Bait tersebut selalu kuingat dalam pikiranku, tentu saja bersanding dengan Dewi Lestari yang selalu menghampiri mimpi indahku.
"Akh sial, saatnya menghampiri Dewi" ujarku.
Aku bersiap-siap sekaligus memberanikan diriku. Dengan mobil sedan kecil yang aku gunakan setiap hari ini aku segera mencari alamat yang diberikan oleh Nandi. Aku perkirakan perjalanan akan memakan waktu 3 jam lebih.
Sialan, selalu terpikir di kepalaku tentang kenangan beberapa tahun lalu. Dewi mengkhianati aku, dia meninggalkanku saat aku masih berusaha berjuang merevolusi negeri ini.
...
Perjalanan tiga jam dari pusat kota membawaku ke sebuah desa kecil di pinggiran sungai yang mengalir menuju ibukota. Jarak yang lumayan jauh membuat tempat ini lebih segar daripada ibu kota yang selalu kudiami.
Aku memarkirkan mobilku di sekitar masjid yang hampir rubuh. Beberapa orang aku lihat berlalu-lalang dengan menggunakan sepeda motor. Beberapa buruh tani juga membawa lembunya untuk menuju petak sawahnya. Pos pengawas revolusi bisa terlihat di dekat perbatasan desa, mereka yang biasanya mengorganisir buru tani desa.
Seseorang dari mereka mendatangiku, dengan sebuah laras panjang yang dipegangnya.
"Hei, diam di tempat!"
Aku hanya mengikuti perintahnya.
Setelah berada di hadapanku, dia menatap tajam wajahku dengan wajah garangnya.
"Mau apa kesini? Plat kendaraanmu bukan dari sekitar sini"
"Eegh, tidak ada apa-apa, Bung. Aku hanya ingin berkunjung kesini",
Tiba-tiba dia mengacungkan laras panjangnya. Sialan, pikirku ada apa dengannya.
"Baiklah silakan periksa diriku, kau bisa ambil dompetku di kantong belakang",
Pengawas itu mendekat ke arahku, menggeledah setiap badanku. Dompetku diambilnya, mungkin dia ambil beberapa uangnya. Namun, agaknya dia kaget ketika menggeledah kartu pengenalku.
"K-Kementerian Propaganda?",
"Hei, apa ini asli?"
"Kau bisa cek itu di database-mu jika ingin"
Matanya berubah menjadi ragu, dia kembali merapikan dompet dan pakaianku.
"Maaf, Tuan.

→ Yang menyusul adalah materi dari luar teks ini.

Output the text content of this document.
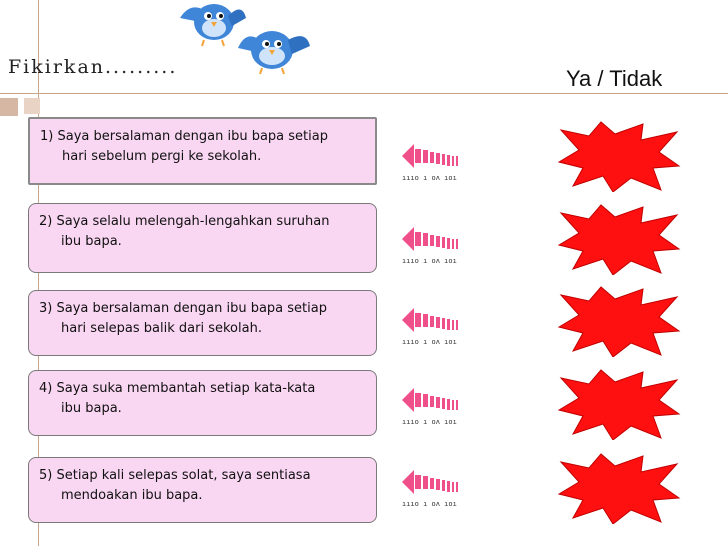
Fikirkan.........	Ya / Tidak
1) Saya bersalaman dengan ibu bapa setiap
hari sebelum pergi ke sekolah.
2) Saya selalu melengah-lengahkan suruhan
ibu bapa.
3) Saya bersalaman dengan ibu bapa setiap
hari selepas balik dari sekolah.
4) Saya suka membantah setiap kata-kata
ibu bapa.
5) Setiap kali selepas solat, saya sentiasa
mendoakan ibu bapa.
ıııo ı oʌ ıoı
ıııo ı oʌ ıoı
ıııo ı oʌ ıoı
ıııo ı oʌ ıoı
ıııo ı oʌ ıoı
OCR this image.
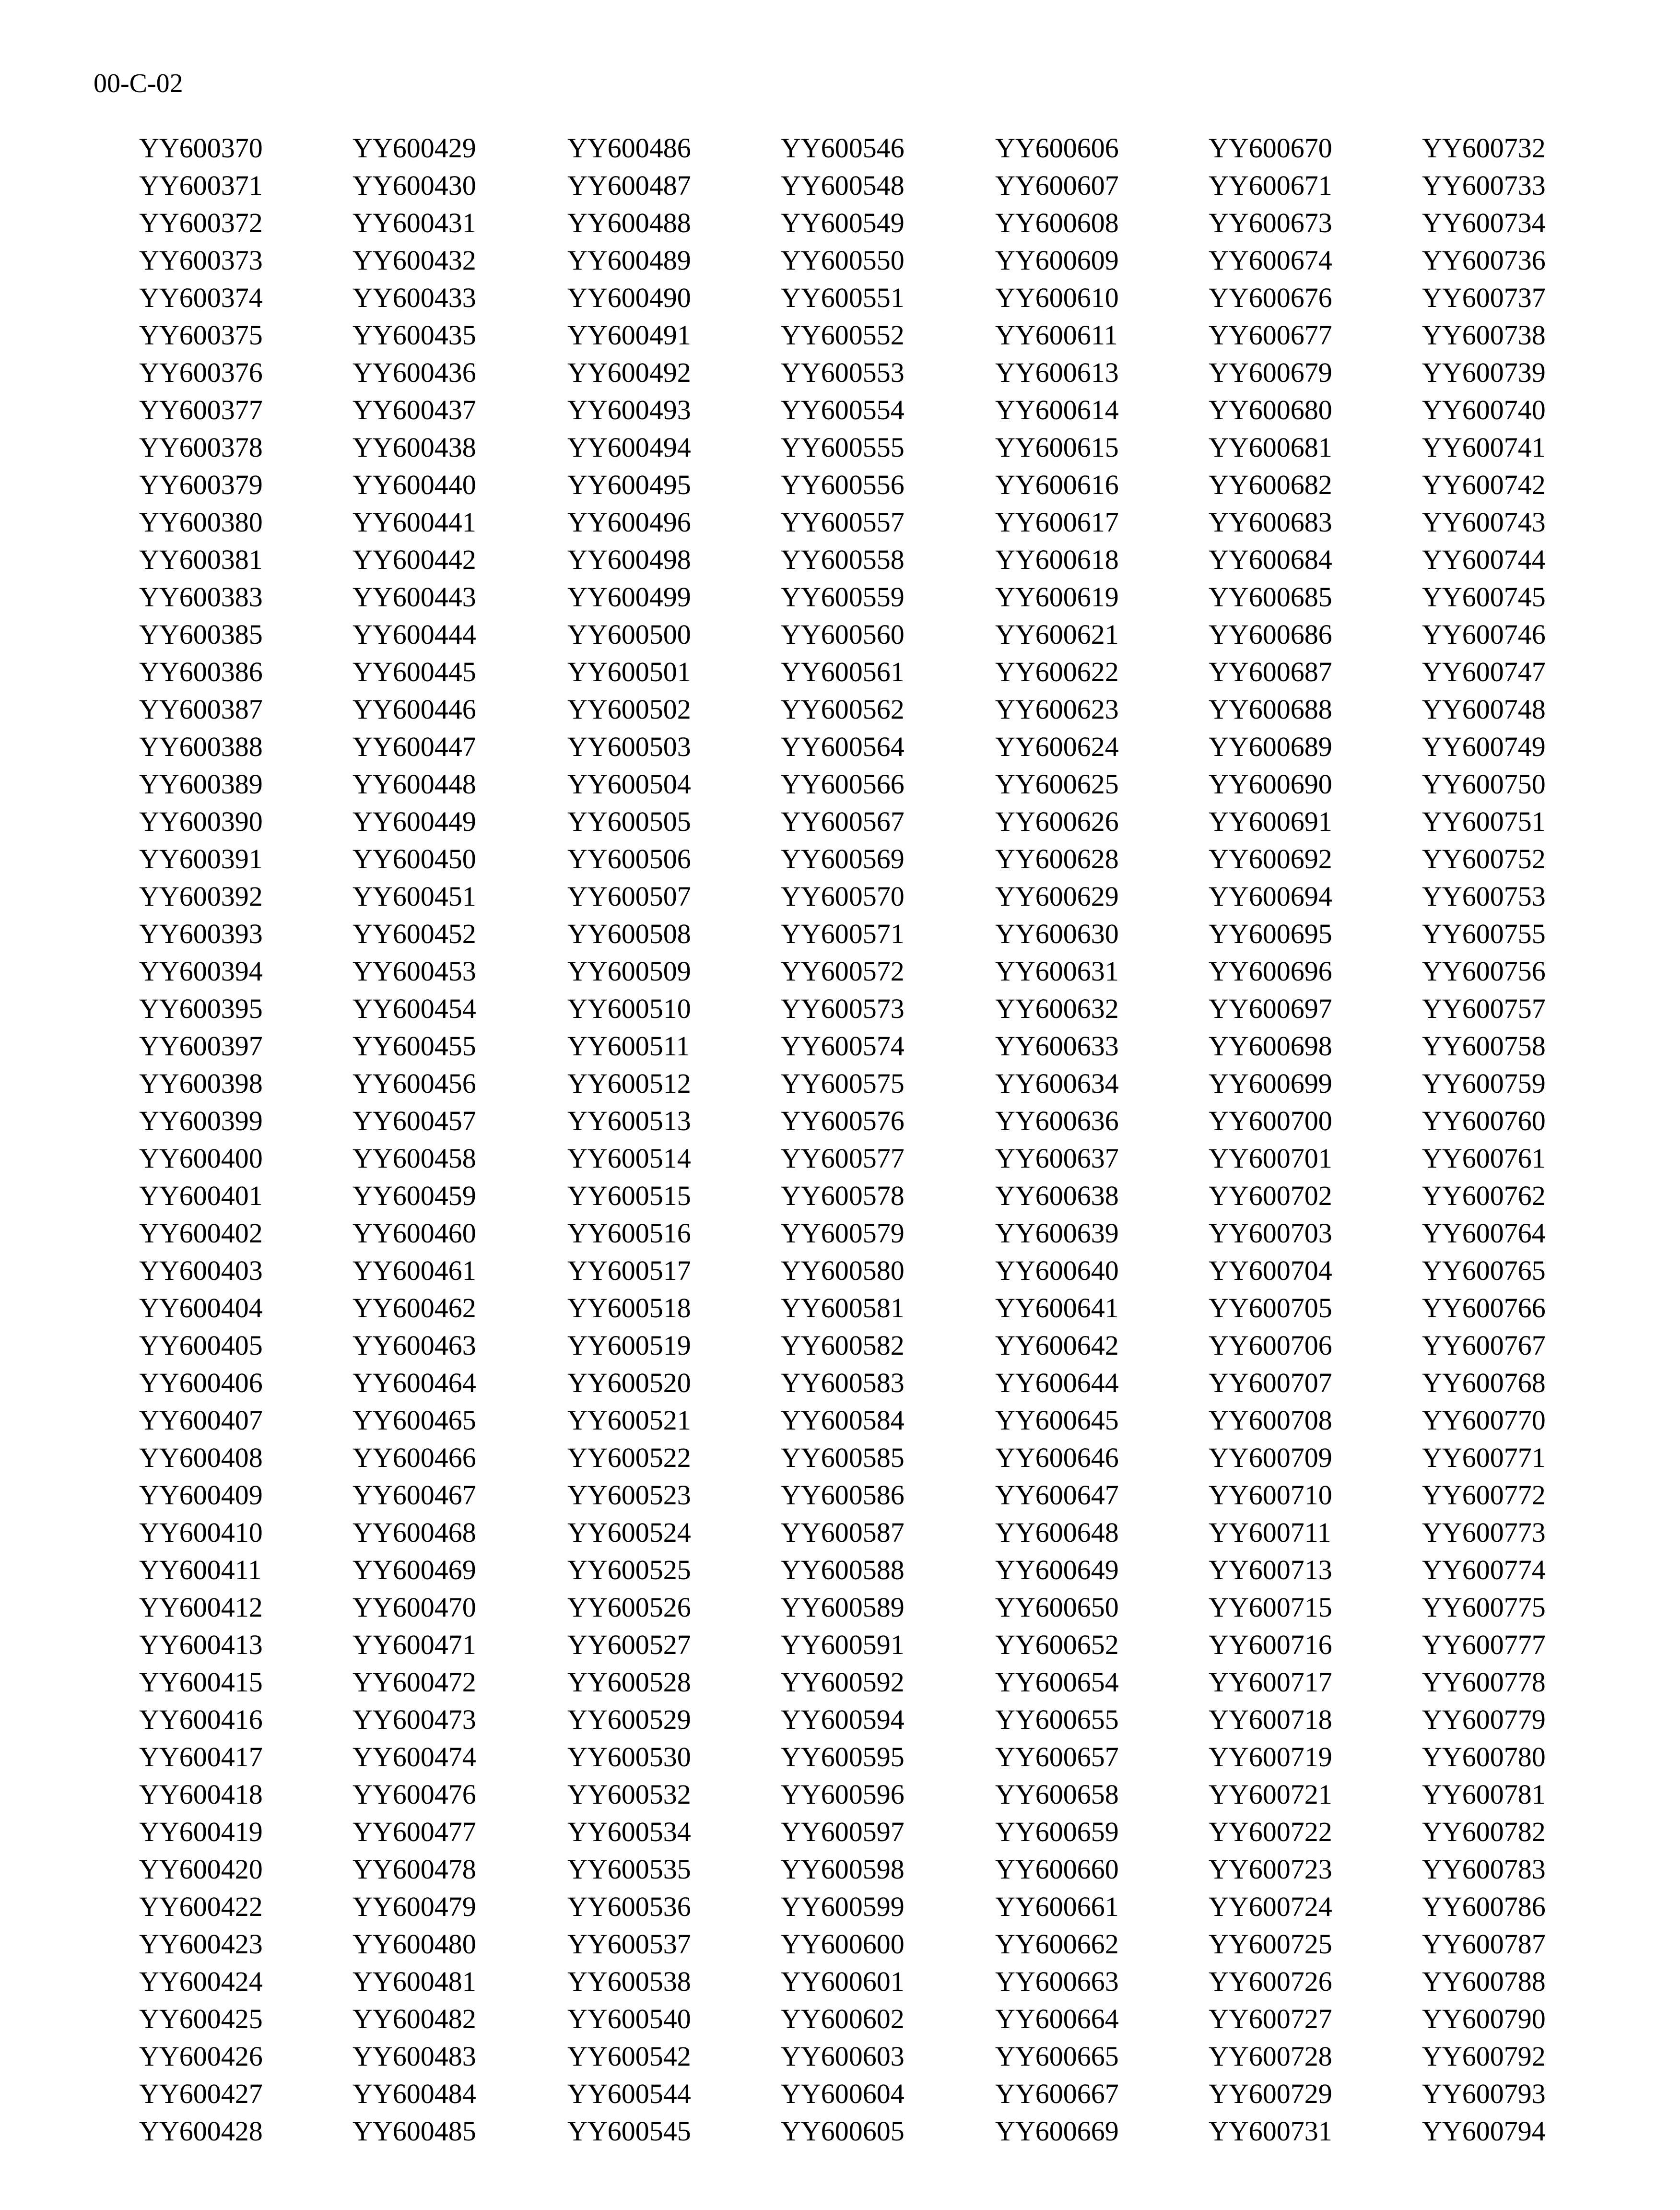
00-C-02
YY600370
YY600371
YY600372
YY600373
YY600374
YY600375
YY600376
YY600377
YY600378
YY600379
YY600380
YY600381
YY600383
YY600385
YY600386
YY600387
YY600388
YY600389
YY600390
YY600391
YY600392
YY600393
YY600394
YY600395
YY600397
YY600398
YY600399
YY600400
YY600401
YY600402
YY600403
YY600404
YY600405
YY600406
YY600407
YY600408
YY600409
YY600410
YY600411
YY600412
YY600413
YY600415
YY600416
YY600417
YY600418
YY600419
YY600420
YY600422
YY600423
YY600424
YY600425
YY600426
YY600427
YY600428
YY600429
YY600430
YY600431
YY600432
YY600433
YY600435
YY600436
YY600437
YY600438
YY600440
YY600441
YY600442
YY600443
YY600444
YY600445
YY600446
YY600447
YY600448
YY600449
YY600450
YY600451
YY600452
YY600453
YY600454
YY600455
YY600456
YY600457
YY600458
YY600459
YY600460
YY600461
YY600462
YY600463
YY600464
YY600465
YY600466
YY600467
YY600468
YY600469
YY600470
YY600471
YY600472
YY600473
YY600474
YY600476
YY600477
YY600478
YY600479
YY600480
YY600481
YY600482
YY600483
YY600484
YY600485
YY600486
YY600487
YY600488
YY600489
YY600490
YY600491
YY600492
YY600493
YY600494
YY600495
YY600496
YY600498
YY600499
YY600500
YY600501
YY600502
YY600503
YY600504
YY600505
YY600506
YY600507
YY600508
YY600509
YY600510
YY600511
YY600512
YY600513
YY600514
YY600515
YY600516
YY600517
YY600518
YY600519
YY600520
YY600521
YY600522
YY600523
YY600524
YY600525
YY600526
YY600527
YY600528
YY600529
YY600530
YY600532
YY600534
YY600535
YY600536
YY600537
YY600538
YY600540
YY600542
YY600544
YY600545
YY600546
YY600548
YY600549
YY600550
YY600551
YY600552
YY600553
YY600554
YY600555
YY600556
YY600557
YY600558
YY600559
YY600560
YY600561
YY600562
YY600564
YY600566
YY600567
YY600569
YY600570
YY600571
YY600572
YY600573
YY600574
YY600575
YY600576
YY600577
YY600578
YY600579
YY600580
YY600581
YY600582
YY600583
YY600584
YY600585
YY600586
YY600587
YY600588
YY600589
YY600591
YY600592
YY600594
YY600595
YY600596
YY600597
YY600598
YY600599
YY600600
YY600601
YY600602
YY600603
YY600604
YY600605
YY600606
YY600607
YY600608
YY600609
YY600610
YY600611
YY600613
YY600614
YY600615
YY600616
YY600617
YY600618
YY600619
YY600621
YY600622
YY600623
YY600624
YY600625
YY600626
YY600628
YY600629
YY600630
YY600631
YY600632
YY600633
YY600634
YY600636
YY600637
YY600638
YY600639
YY600640
YY600641
YY600642
YY600644
YY600645
YY600646
YY600647
YY600648
YY600649
YY600650
YY600652
YY600654
YY600655
YY600657
YY600658
YY600659
YY600660
YY600661
YY600662
YY600663
YY600664
YY600665
YY600667
YY600669
YY600670
YY600671
YY600673
YY600674
YY600676
YY600677
YY600679
YY600680
YY600681
YY600682
YY600683
YY600684
YY600685
YY600686
YY600687
YY600688
YY600689
YY600690
YY600691
YY600692
YY600694
YY600695
YY600696
YY600697
YY600698
YY600699
YY600700
YY600701
YY600702
YY600703
YY600704
YY600705
YY600706
YY600707
YY600708
YY600709
YY600710
YY600711
YY600713
YY600715
YY600716
YY600717
YY600718
YY600719
YY600721
YY600722
YY600723
YY600724
YY600725
YY600726
YY600727
YY600728
YY600729
YY600731
YY600732
YY600733
YY600734
YY600736
YY600737
YY600738
YY600739
YY600740
YY600741
YY600742
YY600743
YY600744
YY600745
YY600746
YY600747
YY600748
YY600749
YY600750
YY600751
YY600752
YY600753
YY600755
YY600756
YY600757
YY600758
YY600759
YY600760
YY600761
YY600762
YY600764
YY600765
YY600766
YY600767
YY600768
YY600770
YY600771
YY600772
YY600773
YY600774
YY600775
YY600777
YY600778
YY600779
YY600780
YY600781
YY600782
YY600783
YY600786
YY600787
YY600788
YY600790
YY600792
YY600793
YY600794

Saya tidak tahu Anda dari Kementerian",
"Silakan nikmati kunjungan Anda", ucapnya seraya membungkuk lalu pergi.
Aku kembali melanjutkan perjalananku menuju rumah Dewi. Jarak antara masjid tempat ku berada dan perumahan warga tidak terlalu jauh, aku segera melihat beberapa rumah. Rumah Dewi seharusnya tidak jauh dari pos pengawasan revolusi karena penomorannya tidak terlalu besar. Sejak kediktatoran proletariat berlangsung, penomoran rumah dihitung dari jaraknya ke pos pengawas revolusi.
Beberapa poster dan bendera tanda dukungan terhadap revolusi terpampang di depan rumah setiap warga. Aku mendatangi seseorang yang sedang duduk di depan teras dan merokok. Terasnya terlihat bendera revolusi merah dengan bintang dan arit emas.
"Selamat pagi, Bung!"
"Pagi juga, apa ada yang bisa aku bantu?", tanyanya.
Aku sejenak menyalakan rokok-ku.
"Aku sedang mencari Dewi Lestari, apa kau tahu kediamannya Bung?"
"Ah, Dewi. Kau bisa lihat rumahnya tepat di depan rumah gubuk yang hampir rubuh itu"
"Ah, terimakasih Bung atas informasinya. Semoga revolusi bersama kita"
Aku segera bergegas menuju rumah hijau yang ditunjuk olehnya.
Aku mengetuk pintunya, seorang wanita dengan daster dan rambut terurai menyambut ketukanku.
"Dewi?"
...
PLAAAKK....
Sebuah tamparan mendarat di pipi kiriku.
"Duduklah, itu salam pembuka dariku"
Kami berdua duduk bertatapan di kursi teras rumah.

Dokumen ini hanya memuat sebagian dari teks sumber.